Hong Kong Dollar Peg Defense Tops $13 Billion as Demand Surges
(Bloomberg) -- Demand for Hong Kong dollars is intensifying in the face of an increasingly politicized environment, with mainland buying helping to buoy both the pegged currency and local stock market.
The city’s de facto central bank sold HK$13.4 billion ($1.7 billion) to purchase the greenback on Thursday, taking the total it has spent this year to keep the local currency from strengthening further to $13.5 billion.
Some Trump aides are considering plans to undermine the peg mechanism in retribution for Beijing’s crackdown on civil liberties in the former British colony, Bloomberg reported Wednesday. Mainland-based investors showed their support for the city through buying more than $1 billion worth of Hong Kong shares on the day.
The events show how the city’s financial system is increasingly being caught up in the rivalry between Washington and Beijing. For now, Hong Kong’s markets seem immune to the tensions. Red-hot Chinese equities, a stronger yuan and low valuations have helped push Hong Kong stocks into a bull market. Mainland purchases of local equities since Beijing first announced plans for Hong Kong’s controversial security law have climbed over $9 billion.
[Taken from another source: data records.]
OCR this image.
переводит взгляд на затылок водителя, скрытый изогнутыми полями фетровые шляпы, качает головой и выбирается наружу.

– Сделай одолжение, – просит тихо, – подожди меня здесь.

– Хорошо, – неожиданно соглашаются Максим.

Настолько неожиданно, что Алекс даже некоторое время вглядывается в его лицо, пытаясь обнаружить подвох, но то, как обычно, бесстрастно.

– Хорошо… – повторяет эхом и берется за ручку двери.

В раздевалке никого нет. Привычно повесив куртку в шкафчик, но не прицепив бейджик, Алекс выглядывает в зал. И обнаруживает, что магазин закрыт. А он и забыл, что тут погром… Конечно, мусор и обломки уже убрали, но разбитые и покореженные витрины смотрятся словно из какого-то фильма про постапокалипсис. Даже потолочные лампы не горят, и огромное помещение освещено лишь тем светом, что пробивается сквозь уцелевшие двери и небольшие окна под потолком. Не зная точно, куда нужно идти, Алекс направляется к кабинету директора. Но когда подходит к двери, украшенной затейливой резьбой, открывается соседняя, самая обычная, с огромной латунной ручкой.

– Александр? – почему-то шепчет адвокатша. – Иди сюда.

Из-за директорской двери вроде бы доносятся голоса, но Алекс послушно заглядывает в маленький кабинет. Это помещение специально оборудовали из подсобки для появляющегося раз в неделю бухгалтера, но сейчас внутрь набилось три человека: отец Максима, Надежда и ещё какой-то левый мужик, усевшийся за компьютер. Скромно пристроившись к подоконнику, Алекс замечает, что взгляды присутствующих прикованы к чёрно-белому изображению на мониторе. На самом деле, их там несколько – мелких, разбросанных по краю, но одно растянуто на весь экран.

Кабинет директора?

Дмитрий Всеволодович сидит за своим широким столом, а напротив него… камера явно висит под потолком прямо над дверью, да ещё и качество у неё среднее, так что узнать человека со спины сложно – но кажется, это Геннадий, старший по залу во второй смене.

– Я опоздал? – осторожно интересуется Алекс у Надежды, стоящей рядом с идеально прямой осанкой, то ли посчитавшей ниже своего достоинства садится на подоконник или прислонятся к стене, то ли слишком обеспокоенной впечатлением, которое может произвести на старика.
“Bullish sentiment is pushing short-term funds and liquidity into Hong Kong,” said Banny Lam, managing director at CEB International Capital Corp. “China’s stock market is very hot and you see a lot of people using the stock connect to buy these shares. All these factors are attracting liquidity.”
The Hong Kong dollar traded at 7.75 versus the greenback at 5:48 p.m. local time Thursday. The Hang Seng Index rose 0.3% at the close.